Ready for take-off: EV parking at airports
Posted 18.10.2023
Posted 18.10.2023
Of all the journeys motorists make, one of the most time-sensitive is the drive to the airport before departing on a flight. For an Electric Vehicle (EV) driver, as well as worry about traffic jams, road works and airport parking there is the additional concern about coming back to a car with depleted charge.
The typical organised EV driver will set off to the airport with a full battery but, unless the airport is nearby, she may not have enough charge left to get home again.
In that scenario, she has two options. One is to stop on the way to the airport to top up with enough charge to complete the return journey. The second option is to break her journey after flying back and top up to be able to get home in the EV.
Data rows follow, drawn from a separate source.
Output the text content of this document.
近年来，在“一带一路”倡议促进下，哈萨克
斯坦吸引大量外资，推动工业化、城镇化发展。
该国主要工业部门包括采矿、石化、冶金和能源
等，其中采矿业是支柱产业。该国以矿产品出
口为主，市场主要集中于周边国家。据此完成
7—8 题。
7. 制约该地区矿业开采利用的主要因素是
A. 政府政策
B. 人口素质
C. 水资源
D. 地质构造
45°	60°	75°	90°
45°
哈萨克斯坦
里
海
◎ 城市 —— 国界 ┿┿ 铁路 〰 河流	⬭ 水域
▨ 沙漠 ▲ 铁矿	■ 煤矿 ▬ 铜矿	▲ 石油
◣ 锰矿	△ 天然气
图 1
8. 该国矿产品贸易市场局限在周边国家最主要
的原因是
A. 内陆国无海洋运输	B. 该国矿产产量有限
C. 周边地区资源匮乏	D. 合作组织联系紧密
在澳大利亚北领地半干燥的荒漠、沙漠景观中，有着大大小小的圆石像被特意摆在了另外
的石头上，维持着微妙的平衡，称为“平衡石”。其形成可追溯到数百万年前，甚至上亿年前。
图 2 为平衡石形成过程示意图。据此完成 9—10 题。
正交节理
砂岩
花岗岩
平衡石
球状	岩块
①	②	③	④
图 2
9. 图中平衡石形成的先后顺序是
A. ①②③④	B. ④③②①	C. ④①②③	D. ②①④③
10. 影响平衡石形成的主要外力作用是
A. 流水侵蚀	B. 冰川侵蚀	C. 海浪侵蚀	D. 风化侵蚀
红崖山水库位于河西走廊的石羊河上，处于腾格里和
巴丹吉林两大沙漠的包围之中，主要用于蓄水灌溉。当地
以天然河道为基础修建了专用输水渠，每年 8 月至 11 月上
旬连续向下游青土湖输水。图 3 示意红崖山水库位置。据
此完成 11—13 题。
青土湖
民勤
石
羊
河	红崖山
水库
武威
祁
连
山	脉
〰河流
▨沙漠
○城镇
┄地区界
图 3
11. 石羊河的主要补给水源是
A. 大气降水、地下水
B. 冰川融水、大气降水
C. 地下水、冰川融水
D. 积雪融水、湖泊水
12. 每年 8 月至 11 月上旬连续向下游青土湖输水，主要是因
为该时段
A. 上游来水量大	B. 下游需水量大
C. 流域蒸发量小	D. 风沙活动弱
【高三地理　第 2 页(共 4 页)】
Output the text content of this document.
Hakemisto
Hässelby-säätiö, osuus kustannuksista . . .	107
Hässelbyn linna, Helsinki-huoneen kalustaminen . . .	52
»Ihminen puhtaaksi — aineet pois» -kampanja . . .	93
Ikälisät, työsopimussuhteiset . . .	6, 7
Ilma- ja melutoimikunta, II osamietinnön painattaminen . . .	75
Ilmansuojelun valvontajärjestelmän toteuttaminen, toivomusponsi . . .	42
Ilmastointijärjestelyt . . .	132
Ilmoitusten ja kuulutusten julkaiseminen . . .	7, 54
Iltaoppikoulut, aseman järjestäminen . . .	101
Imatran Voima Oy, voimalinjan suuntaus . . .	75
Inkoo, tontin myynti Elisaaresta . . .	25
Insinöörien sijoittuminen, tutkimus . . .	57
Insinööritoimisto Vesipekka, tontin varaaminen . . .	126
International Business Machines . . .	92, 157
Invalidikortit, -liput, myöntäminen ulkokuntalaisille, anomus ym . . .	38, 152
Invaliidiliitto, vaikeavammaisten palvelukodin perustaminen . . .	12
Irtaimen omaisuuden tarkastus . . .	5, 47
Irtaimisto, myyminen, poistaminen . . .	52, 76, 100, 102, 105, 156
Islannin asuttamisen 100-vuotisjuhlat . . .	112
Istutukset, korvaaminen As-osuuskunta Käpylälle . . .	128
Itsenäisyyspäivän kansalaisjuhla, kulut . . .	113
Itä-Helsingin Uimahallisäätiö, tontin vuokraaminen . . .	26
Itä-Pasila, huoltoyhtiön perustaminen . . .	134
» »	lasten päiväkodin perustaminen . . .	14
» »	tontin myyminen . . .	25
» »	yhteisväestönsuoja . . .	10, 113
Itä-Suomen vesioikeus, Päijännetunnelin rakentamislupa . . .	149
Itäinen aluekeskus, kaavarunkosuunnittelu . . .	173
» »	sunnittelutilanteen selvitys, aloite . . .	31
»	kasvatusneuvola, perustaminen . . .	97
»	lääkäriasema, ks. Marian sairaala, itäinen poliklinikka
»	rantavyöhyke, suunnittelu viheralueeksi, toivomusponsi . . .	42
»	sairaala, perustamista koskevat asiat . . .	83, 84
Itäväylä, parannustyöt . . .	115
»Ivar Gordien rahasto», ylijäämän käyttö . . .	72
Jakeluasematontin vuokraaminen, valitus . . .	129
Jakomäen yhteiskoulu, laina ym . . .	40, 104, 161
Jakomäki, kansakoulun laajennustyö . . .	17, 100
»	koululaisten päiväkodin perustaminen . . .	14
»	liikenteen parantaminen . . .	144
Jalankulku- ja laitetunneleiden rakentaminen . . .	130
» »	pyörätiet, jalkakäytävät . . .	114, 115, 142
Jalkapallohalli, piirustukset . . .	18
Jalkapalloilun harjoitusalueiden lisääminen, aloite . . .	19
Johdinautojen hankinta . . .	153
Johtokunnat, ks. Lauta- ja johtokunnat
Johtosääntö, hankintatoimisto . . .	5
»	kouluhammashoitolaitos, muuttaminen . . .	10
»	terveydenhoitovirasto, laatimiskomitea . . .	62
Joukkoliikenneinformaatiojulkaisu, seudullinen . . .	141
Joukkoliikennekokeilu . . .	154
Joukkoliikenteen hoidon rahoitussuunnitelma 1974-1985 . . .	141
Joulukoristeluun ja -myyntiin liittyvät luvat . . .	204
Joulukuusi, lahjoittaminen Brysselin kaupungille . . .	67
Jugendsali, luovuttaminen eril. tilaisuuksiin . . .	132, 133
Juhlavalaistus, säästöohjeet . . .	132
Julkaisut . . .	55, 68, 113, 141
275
Both options bring with them the anxiety of encountering broken charge points or queues of EVs waiting to plug in. That’s annoying enough on the way home, adding to the travel time which has already included a journey to the departure airport and the flight itself.
But on the way to the airport, queues and charge points that aren’t working are seriously discomfiting. No-one enjoys feeling like they will arrive at the airport with too little time to spare.
A third way – EV park and charge
There is a third option. Book airport car parking which has EV charging bays. Great idea. But is there enough airport parking with EV charge points at the UK’s airports?
Anecdotally, the answer appears to be no. Official airport car parks (typically those closest to the terminals) have the kinds of numbers that used to be seen at motorway service areas and public car parks in the earliest days of EV adoption. A couple here, a few there, sometimes none.
You might encounter slow chargers (7kW, say) in the short stay car parks, which is about as much use as a chocolate airplane. Rapid charge points would be welcome here, for those dropping off or picking up passengers. Or you might find no charge points at all in the long stay car parks.
Aberdeen Airport has six 7kW charge points, Birmingham has five outlets, Bristol has twelve 7kW, Glasgow six, Gatwick has eight offering 22kW. London Heathrow has some in its many car parks. Some are free to use, others bill the typical costs found for public charging.
But there appears to be little provision for travellers who want to leave their car in an official long stay airport car park on a 7kW charge point whilst they are away, so they will pick up their car again with a full charge for the drive home.